La vida cristiana no se trata únicamente de un momento de decisión, sino de una trayectoria marcada por la fidelidad. A lo largo de la Escritura se percibe con claridad que Dios no solo llama, sino que también espera una respuesta constante, madura y perseverante. Él busca personas que no solo comiencen bien, sino que permanezcan firmes, que honren sus compromisos y que vivan lo que han confesado con sus labios. La lealtad, en este sentido, no es un sentimiento pasajero, sino una convicción profunda que se sostiene en el tiempo, aun en medio de pruebas, dudas o dificultades.

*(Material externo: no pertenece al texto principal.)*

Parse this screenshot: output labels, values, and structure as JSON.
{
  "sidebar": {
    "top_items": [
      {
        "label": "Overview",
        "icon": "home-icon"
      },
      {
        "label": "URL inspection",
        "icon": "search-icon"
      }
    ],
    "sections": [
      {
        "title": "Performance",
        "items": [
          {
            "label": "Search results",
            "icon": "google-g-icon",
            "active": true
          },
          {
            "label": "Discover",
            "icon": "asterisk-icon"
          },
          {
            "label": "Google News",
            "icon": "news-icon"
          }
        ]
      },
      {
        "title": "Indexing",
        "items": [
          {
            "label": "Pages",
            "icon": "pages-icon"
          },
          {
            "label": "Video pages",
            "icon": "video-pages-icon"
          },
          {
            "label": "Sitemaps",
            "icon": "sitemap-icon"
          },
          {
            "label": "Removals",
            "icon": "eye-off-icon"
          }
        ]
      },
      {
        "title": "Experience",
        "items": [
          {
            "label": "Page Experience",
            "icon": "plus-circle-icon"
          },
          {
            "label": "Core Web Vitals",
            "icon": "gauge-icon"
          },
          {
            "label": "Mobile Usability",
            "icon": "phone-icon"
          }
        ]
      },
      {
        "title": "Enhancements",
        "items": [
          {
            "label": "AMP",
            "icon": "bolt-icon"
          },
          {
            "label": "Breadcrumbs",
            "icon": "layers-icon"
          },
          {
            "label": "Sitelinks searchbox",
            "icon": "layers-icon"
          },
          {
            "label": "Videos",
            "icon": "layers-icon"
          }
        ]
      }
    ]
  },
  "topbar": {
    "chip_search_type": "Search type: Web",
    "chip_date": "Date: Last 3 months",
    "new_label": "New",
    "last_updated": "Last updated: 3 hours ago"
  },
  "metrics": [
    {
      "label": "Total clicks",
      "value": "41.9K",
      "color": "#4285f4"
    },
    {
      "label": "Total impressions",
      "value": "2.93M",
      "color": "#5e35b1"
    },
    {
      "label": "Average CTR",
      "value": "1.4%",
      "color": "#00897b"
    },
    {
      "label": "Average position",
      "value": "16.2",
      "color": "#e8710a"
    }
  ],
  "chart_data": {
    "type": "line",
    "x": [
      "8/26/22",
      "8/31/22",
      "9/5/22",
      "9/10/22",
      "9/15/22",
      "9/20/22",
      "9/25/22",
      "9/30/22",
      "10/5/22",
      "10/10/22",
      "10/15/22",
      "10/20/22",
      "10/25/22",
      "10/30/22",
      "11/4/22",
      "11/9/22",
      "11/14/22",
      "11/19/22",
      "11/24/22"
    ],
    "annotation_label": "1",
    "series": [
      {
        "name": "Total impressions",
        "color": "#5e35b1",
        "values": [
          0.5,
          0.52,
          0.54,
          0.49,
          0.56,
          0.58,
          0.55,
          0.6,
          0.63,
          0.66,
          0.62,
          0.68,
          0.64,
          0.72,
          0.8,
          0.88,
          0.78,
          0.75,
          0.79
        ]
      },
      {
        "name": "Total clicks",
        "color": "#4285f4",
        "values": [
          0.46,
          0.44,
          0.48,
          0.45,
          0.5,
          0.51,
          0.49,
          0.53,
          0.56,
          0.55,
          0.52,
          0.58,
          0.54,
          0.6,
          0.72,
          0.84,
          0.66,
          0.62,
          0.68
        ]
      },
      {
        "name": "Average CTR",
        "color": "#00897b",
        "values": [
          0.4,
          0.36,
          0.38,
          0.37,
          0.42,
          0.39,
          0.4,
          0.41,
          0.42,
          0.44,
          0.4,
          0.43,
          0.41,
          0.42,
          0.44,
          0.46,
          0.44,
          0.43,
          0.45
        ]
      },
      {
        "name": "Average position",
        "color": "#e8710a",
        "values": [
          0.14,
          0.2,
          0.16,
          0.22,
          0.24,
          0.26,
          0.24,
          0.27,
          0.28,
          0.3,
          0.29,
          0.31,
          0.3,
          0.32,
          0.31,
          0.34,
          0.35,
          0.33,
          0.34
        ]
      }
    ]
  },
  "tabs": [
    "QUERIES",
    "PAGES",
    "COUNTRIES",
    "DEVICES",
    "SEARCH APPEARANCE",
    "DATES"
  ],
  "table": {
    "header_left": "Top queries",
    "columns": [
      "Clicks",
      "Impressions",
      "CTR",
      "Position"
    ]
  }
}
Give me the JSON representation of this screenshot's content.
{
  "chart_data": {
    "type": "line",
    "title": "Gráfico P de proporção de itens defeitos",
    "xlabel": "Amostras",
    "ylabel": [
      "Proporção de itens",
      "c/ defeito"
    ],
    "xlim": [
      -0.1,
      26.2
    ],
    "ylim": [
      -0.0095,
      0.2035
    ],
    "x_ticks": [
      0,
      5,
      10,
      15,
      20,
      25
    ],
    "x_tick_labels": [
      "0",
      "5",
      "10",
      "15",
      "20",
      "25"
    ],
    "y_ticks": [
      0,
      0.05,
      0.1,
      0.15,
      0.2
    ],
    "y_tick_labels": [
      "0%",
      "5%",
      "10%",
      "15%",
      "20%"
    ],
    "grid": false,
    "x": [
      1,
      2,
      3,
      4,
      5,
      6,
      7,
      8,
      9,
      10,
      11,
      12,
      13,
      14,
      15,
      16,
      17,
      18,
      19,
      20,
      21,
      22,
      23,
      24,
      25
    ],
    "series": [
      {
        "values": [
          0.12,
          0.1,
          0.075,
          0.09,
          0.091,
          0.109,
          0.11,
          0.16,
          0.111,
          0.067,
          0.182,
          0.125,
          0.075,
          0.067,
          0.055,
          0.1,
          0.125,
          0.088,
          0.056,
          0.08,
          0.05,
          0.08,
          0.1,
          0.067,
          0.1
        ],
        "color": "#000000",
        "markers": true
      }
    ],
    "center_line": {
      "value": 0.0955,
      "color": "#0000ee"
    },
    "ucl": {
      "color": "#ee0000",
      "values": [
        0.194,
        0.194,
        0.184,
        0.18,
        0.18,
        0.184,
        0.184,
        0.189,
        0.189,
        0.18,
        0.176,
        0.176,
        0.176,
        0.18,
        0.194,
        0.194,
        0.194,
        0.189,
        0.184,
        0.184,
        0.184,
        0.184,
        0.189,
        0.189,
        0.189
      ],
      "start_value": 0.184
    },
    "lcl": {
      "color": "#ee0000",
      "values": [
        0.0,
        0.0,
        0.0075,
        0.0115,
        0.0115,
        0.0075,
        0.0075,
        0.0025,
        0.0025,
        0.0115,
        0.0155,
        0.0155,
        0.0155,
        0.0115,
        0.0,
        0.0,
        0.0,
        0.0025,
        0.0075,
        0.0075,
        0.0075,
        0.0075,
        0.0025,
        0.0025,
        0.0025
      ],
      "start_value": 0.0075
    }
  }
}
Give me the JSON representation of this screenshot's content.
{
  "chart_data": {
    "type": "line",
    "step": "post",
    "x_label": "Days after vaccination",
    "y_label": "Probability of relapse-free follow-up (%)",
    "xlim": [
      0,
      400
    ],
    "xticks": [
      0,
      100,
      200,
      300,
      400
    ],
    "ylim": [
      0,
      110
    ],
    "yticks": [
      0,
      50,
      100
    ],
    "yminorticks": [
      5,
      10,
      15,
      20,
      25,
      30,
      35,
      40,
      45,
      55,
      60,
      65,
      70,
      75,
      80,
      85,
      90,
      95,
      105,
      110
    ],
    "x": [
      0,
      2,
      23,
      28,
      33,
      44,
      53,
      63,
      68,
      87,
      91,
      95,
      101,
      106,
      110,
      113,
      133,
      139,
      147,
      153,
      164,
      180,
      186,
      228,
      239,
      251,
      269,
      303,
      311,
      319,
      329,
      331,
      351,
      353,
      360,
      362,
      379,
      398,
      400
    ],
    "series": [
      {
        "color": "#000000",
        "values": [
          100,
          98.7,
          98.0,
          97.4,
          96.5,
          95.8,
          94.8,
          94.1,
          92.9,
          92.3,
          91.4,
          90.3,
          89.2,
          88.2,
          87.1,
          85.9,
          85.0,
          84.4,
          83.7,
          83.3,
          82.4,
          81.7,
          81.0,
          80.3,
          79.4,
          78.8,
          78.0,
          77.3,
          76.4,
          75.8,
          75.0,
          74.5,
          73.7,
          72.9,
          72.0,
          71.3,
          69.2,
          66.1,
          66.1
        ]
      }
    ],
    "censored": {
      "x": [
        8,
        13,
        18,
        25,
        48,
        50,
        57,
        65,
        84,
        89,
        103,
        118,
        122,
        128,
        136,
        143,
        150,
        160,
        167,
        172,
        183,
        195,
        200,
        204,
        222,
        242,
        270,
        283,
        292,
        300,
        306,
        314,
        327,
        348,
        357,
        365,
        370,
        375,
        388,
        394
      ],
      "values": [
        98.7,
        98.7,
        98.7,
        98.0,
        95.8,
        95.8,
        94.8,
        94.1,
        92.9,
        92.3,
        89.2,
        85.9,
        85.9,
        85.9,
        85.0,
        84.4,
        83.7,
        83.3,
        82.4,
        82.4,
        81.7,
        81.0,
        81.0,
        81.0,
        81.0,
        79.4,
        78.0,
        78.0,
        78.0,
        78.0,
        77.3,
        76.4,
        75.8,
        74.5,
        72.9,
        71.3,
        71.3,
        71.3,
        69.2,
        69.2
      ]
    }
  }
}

Sin embargo, la realidad muestra un panorama distinto en muchos casos. Hay quienes en algún momento toman la decisión de seguir a Dios, experimentan un entusiasmo inicial, pero con el tiempo se enfrían, se desvían o regresan a su antigua manera de vivir. Luego, movidos quizá por la conciencia, por circunstancias difíciles o por una nueva emoción espiritual, vuelven a acercarse, pero nuevamente no logran permanecer. Este ciclo repetitivo refleja una inestabilidad espiritual que no puede ser ignorada. No se trata simplemente de caídas ocasionales, que son parte del proceso de crecimiento, sino de un patrón constante de retroceso.
¿Cómo se puede denominar esta condición? Podría describirse como inconstancia espiritual o una fe inestable. No necesariamente implica que la persona haya dejado de creer en Dios, sino que su vida no está alineada con esa fe. Existe una desconexión entre lo que se profesa y lo que se practica. Es una fe que no ha echado raíces profundas, que depende demasiado de las emociones, de las circunstancias o del entorno, y que por eso no logra sostenerse cuando llegan las pruebas.
Esto lleva a una pregunta más profunda: ¿fue real esa conversión? En algunos casos, puede haber sido una experiencia genuina pero superficial, donde no hubo un verdadero proceso de arrepentimiento ni una transformación interior duradera. En otros, pudo haber sido principalmente emocional, una respuesta momentánea influenciada por el ambiente, sin una convicción firme en el corazón. También existe la posibilidad de que no haya habido una conversión real, sino solo una aproximación externa a lo espiritual, sin un compromiso verdadero.
La verdadera fe no se define por la intensidad de un momento, sino por la constancia de una vida. La fidelidad no es perfección, pero sí perseverancia. Una persona fiel puede caer, pero se levanta y continúa; no vive en un ciclo constante de abandono y regreso sin cambio. La madurez espiritual implica entender el costo del compromiso, asumirlo con responsabilidad y caminar en coherencia, aun cuando no haya emociones fuertes que lo impulsen.
Dios valora la firmeza del corazón, la integridad de quien decide seguirle con seriedad. No busca multitudes momentáneamente emocionadas, sino discípulos comprometidos, personas que permanezcan. En ese sentido, la invitación no es solo a creer, sino a sostener esa fe con acciones, decisiones y una vida que refleje verdaderamente esa relación con Él.